There are no words to really quantify what I'm experiencing at the moment. One of my closest friends, Marni, sent me a youtube link of a family who just recently adopted a baby girl from China. It's Marni's godmother's grand daughter (catch all of that?! :) and I watched the video three times and still can't stop crying. I'm sure I'll watch it countless more. I had to share it because it moved me in a way that I don't think any video on youtube has. I've always had a strong desire to adopt if that was something that God willed for my life and luckily I have married someone who is having those discussions with me. We know it'll take a lot for that to happen and that the process can take a long time and be very expensive but it's definitely something we aren't ruling out for the future if God desires to bless us in this way.

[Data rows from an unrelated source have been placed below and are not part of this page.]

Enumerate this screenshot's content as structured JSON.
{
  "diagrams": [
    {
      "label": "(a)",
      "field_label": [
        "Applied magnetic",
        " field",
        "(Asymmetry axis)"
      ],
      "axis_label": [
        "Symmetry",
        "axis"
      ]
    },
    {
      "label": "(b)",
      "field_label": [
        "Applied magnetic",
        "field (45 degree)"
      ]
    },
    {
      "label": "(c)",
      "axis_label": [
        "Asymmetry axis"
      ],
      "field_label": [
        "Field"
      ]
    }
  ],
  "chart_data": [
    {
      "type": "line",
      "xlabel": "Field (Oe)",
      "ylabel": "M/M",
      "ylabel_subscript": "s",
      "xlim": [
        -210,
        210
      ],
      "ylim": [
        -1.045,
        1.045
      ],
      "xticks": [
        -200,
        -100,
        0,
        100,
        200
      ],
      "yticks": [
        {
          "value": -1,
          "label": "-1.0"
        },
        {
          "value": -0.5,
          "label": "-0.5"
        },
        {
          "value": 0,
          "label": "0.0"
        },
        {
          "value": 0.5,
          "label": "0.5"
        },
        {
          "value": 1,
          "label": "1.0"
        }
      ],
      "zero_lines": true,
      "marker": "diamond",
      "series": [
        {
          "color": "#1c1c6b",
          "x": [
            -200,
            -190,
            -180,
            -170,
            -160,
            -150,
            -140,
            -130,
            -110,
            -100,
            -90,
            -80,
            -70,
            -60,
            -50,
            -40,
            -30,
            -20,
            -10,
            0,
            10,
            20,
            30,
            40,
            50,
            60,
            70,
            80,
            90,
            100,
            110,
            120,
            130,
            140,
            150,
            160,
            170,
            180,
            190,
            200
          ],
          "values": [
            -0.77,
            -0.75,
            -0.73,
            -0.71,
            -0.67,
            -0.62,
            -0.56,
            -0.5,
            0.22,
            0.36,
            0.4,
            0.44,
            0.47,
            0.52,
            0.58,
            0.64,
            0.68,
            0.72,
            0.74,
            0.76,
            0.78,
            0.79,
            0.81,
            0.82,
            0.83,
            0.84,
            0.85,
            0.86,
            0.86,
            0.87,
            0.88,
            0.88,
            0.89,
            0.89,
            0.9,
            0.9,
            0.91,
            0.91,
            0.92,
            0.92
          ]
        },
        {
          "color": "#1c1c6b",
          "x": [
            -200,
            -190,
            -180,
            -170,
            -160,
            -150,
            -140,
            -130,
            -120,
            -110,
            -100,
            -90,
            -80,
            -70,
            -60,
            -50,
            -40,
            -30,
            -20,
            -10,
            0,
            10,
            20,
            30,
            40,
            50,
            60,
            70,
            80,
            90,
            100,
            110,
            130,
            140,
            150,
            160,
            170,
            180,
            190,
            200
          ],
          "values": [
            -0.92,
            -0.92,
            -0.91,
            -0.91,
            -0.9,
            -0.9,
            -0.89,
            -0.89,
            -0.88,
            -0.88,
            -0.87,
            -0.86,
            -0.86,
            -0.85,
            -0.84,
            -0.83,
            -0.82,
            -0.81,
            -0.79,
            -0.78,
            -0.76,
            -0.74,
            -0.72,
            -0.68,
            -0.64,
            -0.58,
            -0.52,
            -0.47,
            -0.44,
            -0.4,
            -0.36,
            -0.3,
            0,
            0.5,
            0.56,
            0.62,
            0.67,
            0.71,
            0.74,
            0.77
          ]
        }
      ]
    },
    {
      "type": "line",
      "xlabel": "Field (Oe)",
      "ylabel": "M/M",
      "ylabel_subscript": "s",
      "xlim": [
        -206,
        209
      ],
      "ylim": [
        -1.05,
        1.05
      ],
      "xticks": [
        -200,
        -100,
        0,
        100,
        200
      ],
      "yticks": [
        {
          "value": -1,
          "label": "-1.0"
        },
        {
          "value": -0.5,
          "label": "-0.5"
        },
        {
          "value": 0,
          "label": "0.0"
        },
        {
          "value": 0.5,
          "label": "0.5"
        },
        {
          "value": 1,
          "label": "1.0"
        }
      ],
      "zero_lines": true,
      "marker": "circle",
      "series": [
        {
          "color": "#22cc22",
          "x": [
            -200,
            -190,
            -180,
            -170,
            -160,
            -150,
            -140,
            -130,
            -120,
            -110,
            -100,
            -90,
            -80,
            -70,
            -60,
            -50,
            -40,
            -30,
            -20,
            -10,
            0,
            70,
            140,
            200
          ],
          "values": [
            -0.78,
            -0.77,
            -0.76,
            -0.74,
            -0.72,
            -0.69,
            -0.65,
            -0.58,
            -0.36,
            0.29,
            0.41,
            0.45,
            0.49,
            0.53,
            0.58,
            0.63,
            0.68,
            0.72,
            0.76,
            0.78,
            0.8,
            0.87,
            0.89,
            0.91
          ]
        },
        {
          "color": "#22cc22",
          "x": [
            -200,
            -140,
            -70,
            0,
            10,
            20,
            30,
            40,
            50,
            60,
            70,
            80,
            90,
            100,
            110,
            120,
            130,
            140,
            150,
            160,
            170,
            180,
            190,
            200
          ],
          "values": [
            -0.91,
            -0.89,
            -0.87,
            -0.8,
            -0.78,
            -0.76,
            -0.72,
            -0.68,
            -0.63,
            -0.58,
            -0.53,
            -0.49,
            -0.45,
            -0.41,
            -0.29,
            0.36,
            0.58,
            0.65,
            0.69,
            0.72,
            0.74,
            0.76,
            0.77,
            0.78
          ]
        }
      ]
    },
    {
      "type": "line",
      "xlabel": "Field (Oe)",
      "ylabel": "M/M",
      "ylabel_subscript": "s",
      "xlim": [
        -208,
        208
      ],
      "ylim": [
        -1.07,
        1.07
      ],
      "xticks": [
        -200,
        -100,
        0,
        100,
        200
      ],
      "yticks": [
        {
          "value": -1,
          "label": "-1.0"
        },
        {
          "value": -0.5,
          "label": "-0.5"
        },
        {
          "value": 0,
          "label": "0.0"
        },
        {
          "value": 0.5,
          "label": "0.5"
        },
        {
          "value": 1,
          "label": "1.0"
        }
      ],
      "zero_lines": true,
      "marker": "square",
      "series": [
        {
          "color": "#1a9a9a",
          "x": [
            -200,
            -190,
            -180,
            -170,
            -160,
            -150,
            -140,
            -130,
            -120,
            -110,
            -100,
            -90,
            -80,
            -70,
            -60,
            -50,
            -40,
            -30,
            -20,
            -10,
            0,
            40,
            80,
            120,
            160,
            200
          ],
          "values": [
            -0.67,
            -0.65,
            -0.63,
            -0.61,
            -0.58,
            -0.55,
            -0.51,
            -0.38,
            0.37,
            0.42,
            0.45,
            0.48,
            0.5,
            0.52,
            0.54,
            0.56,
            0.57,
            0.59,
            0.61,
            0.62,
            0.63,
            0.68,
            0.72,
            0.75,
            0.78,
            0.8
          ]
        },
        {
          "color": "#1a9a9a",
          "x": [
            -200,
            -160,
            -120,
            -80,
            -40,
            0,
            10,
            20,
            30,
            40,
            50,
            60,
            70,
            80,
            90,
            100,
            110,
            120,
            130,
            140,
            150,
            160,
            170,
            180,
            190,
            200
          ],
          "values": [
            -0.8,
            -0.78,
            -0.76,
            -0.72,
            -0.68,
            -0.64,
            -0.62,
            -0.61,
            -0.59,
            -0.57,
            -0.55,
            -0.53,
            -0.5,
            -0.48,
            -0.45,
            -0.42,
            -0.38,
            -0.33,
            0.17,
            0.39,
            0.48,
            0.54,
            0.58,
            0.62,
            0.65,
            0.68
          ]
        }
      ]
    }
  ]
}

As many people know, my dad isn't my birth father and legally adopted me when I was four. I've known him since I was two and he's my daddy in every sense of the word. I learned from a young age that physically conceiving a child has NOTHING to do with being a parent. I think that's where a lot of my interest has come from about adoption because he chose to be my dad. He chose to love and care for me as his own and I used to ask him if he ever wished he had had his own kids and his response was always to the effect of..."I did, you are my daughter." I have never felt like anything other than his. I know my story is very different than typical adoption stories and I'm 1/2 adopted if you will :) but the point is that I feel like there's a reason my story has unfolded this way and there's a reason why I have such a strong desire to hopefully adopt someday, regardless of whether Ben and I are able to have biological children or not. Ben had never thought about adoption until he met me but after we started talking about it more he realized he was very open to the idea. Last year Ben and I volunteered with our church on a Sunday where the congreation went to places in Austin to serve, we didn't meet for regular church, we became the church in the city and it was incredible. We were with a couple of kids all day at a carnival and playing with them was so much fun but the pain I experienced when one little girl started calling me momma was so intense. I talked to her foster parent and she had been moved around so much and in out and of different foster families that she had begun getting confused with who her mother was so she'd call whatever woman was spending time with her "momma". My heart broke. She didn't know who to call "momma". I wanted to take her home right then and there. I know things aren't that simple but I just hate the thought of the countless children all over this country and world that are not loved. They are children of God and deserve to be loved, they deserve families who want to care for and raise them. Every child deserves to be loved simply for the fact that they are God's creation.
When I was living in Dallas, I went to Guatemala two times for summer mission trips and became very attached to a baby girl named Vivana. To this day, I still think about and pray for that sweet girl. She had a mom and they lived in a mud hut with hardly any food, clothing, etc. Her mother cared for her as best she could and I could sense how much she loved her baby girl but they had very little of the basic necessities to survive. I was in awe of the poverity that the children that came to our camp experienced in their lives, that they seemed so happy with SO little. I was so heartbroken by how excited they got when dinnertime came because I knew that meant that their tummies were empty countless more times than they were full. I kept thinking, "God if someday I can come back to this country and take one of these kids home to be my child..." I just kept wondering what that might be like but thinking what a long shot that it could ever happen in reality. The last night of the trip we all went to a celebratory dinner where we talked about the week, shared ways that we had seen God at work, etc. and I remember looking over at another table. There was a family who was celebrating what appeared to be an adoption and after I had been sitting for awhile just observing, I was moved to go talk to the mom. I will never forget that conversation. She was from the northeast, MA I think but anyway she had come to Guatemala for mission trips when she was a child and she told me that she began praying in middle school that if it was God's will for her life to adopt a child then He would make it possible. There she was many years later sitting with her husband, her biological daughter who was jumping up and down telling EVERYONE in the restaurant that this was her new baby sister, and her new daughter who they had just finalized the adoption that day. Her dream and prayers from when she was in middle school had been answered. She was going to take her baby girl home from Guatemala and the four of them were going to be a family.
So at this point, you are problem wondering why I'm rambling on about all of this. I'm asking for you to pray. I'm asking for you to pray for Ben and I and for God's will in our lives regarding children, both biological and adopted. I want His will for our marriage and family. It is no secret that the deepest desire of my heart is to be a mother, whether that's having biological children, adopting children, having both, etc. I don't know. I don't know what God's plans are but I do know I want Ben and I in the center of His will for our lives. So many times I go to my selfish desires and wondering when God will bless us with a child. The list of questions I ask (without trusting in faith) goes on and on... I am quickly reminded that it is not MY time but HIS time if and when HE chooses to bless us with children. I want to find a way to become more involved with adoption agencies, volunteering with foster children, etc. because I can sense God is calling me to serve in this area and it's definitely more than once a year at a church event. Please pray for discernment as I seek His direction in what that looks like and what He wants me to do. I'm so excited to see what God's plans are for the Brantmeier family! :)
In the meantime, please watch this video www.youtube.com/watch?v=VGB1bChnLfo
and thank you Marni for sharing it with me. It touched my soul.